In this example, the ‘Permissions’ enum represents individual permissions as flags: ‘READ’, ‘WRITE’, and ‘EXECUTE’. Bitwise ‘OR’ (‘|’) is used to combine ‘READ’ and ‘WRITE’ permissions for the ‘userPermissions’ variable. Bitwise ‘AND’ (‘&’) is used to check if a specific permission is present, and bitwise NOT (‘~’) is used in combination with AND to revoke permission (WRITE, in this case).

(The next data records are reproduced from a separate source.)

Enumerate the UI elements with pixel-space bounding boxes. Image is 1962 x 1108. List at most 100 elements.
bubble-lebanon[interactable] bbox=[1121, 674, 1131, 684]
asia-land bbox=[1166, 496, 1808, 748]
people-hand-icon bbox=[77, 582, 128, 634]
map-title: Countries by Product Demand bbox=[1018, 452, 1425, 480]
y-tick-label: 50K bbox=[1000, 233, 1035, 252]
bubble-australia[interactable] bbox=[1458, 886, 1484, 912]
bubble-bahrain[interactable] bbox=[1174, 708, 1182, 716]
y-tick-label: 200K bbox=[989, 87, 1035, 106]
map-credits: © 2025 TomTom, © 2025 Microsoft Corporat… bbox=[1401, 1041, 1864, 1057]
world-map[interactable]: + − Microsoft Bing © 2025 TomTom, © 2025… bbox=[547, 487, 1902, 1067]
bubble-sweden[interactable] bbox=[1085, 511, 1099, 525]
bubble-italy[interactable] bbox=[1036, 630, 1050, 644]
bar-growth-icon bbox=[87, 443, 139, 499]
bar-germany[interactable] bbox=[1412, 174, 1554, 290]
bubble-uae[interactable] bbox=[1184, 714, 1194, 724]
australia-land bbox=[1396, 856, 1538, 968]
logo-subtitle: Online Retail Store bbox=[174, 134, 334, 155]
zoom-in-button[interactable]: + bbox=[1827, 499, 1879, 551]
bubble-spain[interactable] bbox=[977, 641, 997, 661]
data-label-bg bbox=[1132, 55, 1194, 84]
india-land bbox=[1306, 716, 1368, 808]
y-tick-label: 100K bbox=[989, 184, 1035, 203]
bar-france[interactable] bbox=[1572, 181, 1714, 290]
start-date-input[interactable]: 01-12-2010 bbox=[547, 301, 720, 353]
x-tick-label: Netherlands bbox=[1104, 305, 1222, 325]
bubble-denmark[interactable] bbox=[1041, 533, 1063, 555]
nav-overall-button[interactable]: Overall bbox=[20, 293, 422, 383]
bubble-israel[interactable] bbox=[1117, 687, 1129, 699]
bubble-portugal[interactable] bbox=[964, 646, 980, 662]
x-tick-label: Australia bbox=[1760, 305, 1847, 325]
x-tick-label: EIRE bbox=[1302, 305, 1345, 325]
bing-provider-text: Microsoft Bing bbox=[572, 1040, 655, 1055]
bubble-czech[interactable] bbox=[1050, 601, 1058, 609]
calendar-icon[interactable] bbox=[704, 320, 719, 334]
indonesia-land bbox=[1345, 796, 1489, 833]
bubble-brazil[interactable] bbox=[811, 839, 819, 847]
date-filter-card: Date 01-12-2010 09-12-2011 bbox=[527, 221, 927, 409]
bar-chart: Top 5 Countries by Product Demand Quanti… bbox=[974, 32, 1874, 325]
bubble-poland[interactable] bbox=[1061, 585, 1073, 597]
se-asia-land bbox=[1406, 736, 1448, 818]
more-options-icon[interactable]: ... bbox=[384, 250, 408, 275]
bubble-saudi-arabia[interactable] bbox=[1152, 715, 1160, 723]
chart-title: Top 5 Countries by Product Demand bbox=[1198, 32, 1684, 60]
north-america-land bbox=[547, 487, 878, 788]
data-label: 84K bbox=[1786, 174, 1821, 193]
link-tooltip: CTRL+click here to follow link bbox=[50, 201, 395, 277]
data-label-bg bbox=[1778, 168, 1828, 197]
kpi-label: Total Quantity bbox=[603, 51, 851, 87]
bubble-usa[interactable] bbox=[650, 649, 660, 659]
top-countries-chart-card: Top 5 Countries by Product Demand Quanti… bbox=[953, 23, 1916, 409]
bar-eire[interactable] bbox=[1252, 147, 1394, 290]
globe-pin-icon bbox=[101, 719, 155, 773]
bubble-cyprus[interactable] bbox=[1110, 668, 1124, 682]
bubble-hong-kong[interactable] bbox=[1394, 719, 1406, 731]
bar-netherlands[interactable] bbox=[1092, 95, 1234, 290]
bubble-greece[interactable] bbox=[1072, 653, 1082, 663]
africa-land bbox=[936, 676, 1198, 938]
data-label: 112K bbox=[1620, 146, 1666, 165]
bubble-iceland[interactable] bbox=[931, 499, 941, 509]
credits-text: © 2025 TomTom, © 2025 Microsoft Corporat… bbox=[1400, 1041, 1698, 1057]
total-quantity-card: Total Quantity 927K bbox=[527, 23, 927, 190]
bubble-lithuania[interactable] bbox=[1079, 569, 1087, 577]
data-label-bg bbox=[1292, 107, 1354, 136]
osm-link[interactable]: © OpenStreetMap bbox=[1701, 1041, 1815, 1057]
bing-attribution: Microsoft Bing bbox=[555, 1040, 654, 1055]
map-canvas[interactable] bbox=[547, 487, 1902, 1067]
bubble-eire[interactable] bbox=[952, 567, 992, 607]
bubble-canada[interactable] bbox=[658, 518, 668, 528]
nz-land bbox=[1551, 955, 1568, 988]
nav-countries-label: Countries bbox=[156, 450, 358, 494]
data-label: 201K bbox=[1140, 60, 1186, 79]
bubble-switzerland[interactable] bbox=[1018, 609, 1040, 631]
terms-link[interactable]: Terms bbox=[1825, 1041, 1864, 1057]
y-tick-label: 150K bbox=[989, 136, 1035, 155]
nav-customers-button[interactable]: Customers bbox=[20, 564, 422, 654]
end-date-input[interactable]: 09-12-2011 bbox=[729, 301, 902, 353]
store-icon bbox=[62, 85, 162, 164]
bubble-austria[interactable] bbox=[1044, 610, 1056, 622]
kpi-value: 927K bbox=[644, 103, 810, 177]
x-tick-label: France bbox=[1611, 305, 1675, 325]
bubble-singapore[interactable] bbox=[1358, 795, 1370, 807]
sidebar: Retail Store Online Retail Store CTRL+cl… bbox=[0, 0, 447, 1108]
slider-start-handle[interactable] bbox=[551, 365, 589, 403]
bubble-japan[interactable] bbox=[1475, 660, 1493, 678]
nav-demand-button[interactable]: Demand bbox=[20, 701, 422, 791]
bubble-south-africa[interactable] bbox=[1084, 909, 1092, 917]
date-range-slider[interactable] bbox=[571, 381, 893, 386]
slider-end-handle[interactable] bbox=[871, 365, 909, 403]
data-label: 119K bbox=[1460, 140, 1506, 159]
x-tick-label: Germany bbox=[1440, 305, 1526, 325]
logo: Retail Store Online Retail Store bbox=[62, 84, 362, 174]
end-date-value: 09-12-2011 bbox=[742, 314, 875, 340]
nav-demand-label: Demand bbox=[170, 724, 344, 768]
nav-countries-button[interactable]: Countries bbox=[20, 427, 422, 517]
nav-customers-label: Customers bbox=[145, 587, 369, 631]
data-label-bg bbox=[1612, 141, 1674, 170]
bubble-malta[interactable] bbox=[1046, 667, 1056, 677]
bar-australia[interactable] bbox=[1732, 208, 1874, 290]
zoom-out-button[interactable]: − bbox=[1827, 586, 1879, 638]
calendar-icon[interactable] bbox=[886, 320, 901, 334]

Difference Between Enum and Macro

We use enums and macros for different purposes in C programming. Enums create symbolic names for related integral constants that give better readability, type safety, and values with scope in the enumeration. Enums are primarily used for defining a limited set of related options or states. On the other hand, macros are defined with ‘#define’ that perform text substitution globally, enabling versatile usage for constants but lacking in type safety and scoping. While enums enhance code clarity and maintainability by associating names with values, macros offer flexibility, but there are readability issues and unexpected behavior due to their direct textual replacement nature.

Example of Enum

#include <stdio.h>

// Declaration of an enumeration named Color

enum Color {

    RED,

    GREEN,

    BLUE

};

int main() {

    enum Color chosenColor = GREEN;

    switch(chosenColor) {

        case RED:

            printf("The chosen color is Red.\n");

            break;

        case GREEN:

            printf("The chosen color is Green.\n");

            break;

        case BLUE:

            printf("The chosen color is Blue.\n");

            break;

    }

    return 0;

}

Example of Macro : 

#include <stdio.h>

// Macro definition for maximum value

#define MAX(a, b) ((a) > (b) ? (a) : (b))

int main() {

    int num1 = 10, num2 = 20;

    int maximum = MAX(num1, num2);

    printf("The maximum of %d and %d is %d\n", num1, num2, maximum);

    return 0;

}

In the above example, ‘enum Color’ defines symbolic constants for colors that are easy to read and type safely. The example of the functionality of macro defines ‘MAX(a, b)’ to find the maximum of two values. Macros perform text substitution directly by replacing ‘MAX(a, b)’ with the corresponding expression, but that does not provide type safety and scoped values.

In the enum case, ‘chosenColor’ is a variable of type ‘enum Color’ that can only hold the values ‘RED’, ‘GREEN’, or ‘BLUE’. Whereas the ‘MAX’ macro provides a flexible way to find the maximum value of any two inputs but doesn’t give type safety or scoping.

Conclusion

Enums in C provide a structured way to define named integral constants that enhance code readability, maintainability, and type safety. They associate symbolic names with related values, making the code more understandable. Unlike macros, enums offer scoped constants that reduce errors and improve code clarity, especially when defining a limited set of related options or states.